The FTSE 100 started the day with a 0.5% rise, pushing it above the 7,000-point mark for the first time in a week.
And the pound continued a multi-day rise, building from its low of below 1.11 dollars at about midday on Friday to reach close to 1.14 as stock markets opened after the weekend.
Meanwhile the gilt market cooled, making it cheaper for the Government to borrow money. The interest rate on a 30-year UK Treasury gilt fell by nearly 0.2 percentage points to about 3.9%.
The movements follow the decision of former Prime Minister Boris Johnson not to seek his party’s nomination to take the job again, even after a weekend of hitting the phones to try to drum up support.
Mr Johnson claimed he had the support of more than the 100 MPs needed to get through to the next round, which would have been likely to have pitted him against Rishi Sunak.
However on Sunday he said that seeking the top job “would simply not be the right thing to do”, adding that the Conservative party would be too split should he take over.
It leaves former chancellor Rishi Sunak as the frontrunner in the race for No 10 Downing Street, and he could even win later on Monday without a membership vote if no-one else manages to get support from more than 100 MPs
But international markets were also volatile on Monday.

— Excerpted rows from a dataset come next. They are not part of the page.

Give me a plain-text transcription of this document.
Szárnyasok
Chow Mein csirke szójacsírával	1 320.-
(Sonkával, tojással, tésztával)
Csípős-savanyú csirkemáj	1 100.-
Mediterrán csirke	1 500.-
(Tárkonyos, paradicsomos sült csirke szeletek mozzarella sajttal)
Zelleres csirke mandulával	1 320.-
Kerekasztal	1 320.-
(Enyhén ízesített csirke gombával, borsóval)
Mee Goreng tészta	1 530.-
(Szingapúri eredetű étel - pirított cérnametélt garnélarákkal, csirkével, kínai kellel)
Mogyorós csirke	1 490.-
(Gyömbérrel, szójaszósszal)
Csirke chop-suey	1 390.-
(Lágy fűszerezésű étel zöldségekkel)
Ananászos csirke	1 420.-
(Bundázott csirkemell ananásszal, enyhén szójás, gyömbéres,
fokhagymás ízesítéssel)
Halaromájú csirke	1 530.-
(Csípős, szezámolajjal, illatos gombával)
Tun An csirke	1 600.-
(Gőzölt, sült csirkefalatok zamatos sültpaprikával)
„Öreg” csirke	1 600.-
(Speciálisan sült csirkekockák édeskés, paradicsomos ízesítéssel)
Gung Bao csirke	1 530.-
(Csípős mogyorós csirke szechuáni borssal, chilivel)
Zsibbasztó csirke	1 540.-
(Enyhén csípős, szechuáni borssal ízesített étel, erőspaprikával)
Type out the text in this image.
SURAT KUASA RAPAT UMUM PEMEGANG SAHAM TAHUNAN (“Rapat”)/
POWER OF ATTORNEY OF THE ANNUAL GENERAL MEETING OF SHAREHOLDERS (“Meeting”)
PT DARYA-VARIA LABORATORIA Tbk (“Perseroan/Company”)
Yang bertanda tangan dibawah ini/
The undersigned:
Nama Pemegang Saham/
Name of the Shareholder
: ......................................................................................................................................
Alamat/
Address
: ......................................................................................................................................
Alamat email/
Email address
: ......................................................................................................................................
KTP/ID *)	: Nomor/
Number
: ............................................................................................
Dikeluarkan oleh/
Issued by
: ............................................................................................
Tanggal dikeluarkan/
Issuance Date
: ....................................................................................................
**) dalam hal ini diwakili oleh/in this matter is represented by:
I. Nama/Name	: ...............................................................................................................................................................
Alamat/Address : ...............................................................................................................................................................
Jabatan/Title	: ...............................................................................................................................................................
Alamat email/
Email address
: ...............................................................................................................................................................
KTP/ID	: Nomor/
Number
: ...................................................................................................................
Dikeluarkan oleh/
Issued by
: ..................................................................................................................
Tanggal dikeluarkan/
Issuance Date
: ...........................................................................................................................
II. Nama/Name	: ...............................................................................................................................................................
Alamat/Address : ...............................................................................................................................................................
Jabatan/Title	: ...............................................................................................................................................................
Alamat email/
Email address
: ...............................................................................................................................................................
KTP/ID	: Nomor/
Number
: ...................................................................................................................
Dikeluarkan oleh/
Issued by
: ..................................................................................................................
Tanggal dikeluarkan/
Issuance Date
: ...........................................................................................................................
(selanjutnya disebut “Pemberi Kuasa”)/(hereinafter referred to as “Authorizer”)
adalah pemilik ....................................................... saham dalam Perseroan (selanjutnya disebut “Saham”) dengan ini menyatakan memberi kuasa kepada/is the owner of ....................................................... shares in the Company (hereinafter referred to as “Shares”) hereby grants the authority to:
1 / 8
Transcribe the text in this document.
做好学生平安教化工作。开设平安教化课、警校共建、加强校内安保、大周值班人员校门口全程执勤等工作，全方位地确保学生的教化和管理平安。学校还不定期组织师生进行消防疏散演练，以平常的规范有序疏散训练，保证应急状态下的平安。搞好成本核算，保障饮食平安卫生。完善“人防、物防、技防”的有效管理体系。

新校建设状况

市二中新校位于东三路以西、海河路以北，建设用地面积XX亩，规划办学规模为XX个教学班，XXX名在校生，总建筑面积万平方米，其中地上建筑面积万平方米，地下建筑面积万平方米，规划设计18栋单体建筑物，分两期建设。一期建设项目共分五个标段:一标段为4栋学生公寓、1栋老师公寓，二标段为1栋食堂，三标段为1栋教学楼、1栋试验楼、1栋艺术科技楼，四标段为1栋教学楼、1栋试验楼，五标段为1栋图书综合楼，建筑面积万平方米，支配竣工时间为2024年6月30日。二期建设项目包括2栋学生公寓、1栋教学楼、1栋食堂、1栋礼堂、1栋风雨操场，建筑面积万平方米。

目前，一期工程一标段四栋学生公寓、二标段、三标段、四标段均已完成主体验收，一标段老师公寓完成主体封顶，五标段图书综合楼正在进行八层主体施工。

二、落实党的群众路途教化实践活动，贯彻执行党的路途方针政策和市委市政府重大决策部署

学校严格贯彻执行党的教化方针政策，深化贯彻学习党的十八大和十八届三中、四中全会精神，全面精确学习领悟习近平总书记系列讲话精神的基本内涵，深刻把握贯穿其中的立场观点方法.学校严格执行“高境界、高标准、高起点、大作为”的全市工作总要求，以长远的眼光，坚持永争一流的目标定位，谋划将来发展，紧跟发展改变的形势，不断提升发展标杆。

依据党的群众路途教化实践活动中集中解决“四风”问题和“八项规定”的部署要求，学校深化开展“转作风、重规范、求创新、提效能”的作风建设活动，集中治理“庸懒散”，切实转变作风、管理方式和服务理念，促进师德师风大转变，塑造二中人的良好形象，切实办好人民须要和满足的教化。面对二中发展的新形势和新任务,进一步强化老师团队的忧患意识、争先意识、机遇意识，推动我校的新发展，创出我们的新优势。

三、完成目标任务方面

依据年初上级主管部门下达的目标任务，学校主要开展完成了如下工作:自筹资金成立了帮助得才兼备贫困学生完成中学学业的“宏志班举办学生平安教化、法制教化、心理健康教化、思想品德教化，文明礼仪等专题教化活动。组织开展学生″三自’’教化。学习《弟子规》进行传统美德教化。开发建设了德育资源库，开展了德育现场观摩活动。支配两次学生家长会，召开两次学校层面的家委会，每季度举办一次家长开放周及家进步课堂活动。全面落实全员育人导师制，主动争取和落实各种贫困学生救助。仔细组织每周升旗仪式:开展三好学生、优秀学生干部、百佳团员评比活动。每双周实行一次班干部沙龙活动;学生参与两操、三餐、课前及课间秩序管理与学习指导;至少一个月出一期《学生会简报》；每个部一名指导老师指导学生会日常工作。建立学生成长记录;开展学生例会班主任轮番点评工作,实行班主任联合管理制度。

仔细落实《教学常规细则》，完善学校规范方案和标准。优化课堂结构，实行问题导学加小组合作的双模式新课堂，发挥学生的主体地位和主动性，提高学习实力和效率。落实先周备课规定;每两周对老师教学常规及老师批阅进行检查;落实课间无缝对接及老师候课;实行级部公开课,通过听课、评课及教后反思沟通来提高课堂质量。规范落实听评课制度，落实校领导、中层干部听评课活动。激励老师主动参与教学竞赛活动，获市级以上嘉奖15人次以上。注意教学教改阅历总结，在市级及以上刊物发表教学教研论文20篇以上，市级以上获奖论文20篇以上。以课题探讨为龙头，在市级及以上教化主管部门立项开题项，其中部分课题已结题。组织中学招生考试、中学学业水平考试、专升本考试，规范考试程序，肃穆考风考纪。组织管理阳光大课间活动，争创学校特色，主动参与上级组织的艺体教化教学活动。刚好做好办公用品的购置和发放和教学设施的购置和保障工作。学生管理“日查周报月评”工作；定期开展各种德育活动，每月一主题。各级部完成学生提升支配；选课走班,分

In Hong Kong shares were down by about 6% shortly before trading opened in London.
Traders there were reacting to another leadership race, as Chinese president Xi Jinping consolidated his grip on power.
Mr Xi was elected for another five-year term, to add to the 10 that he has already spent in power. He also installed his allies in most of the senior positions in the Chinese Communist Party.
The fall in Hong Kong came despite China posting better-than-expected third-quarter GDP figures on Monday that showed a country slowly coming out of Covid-19 lockdowns.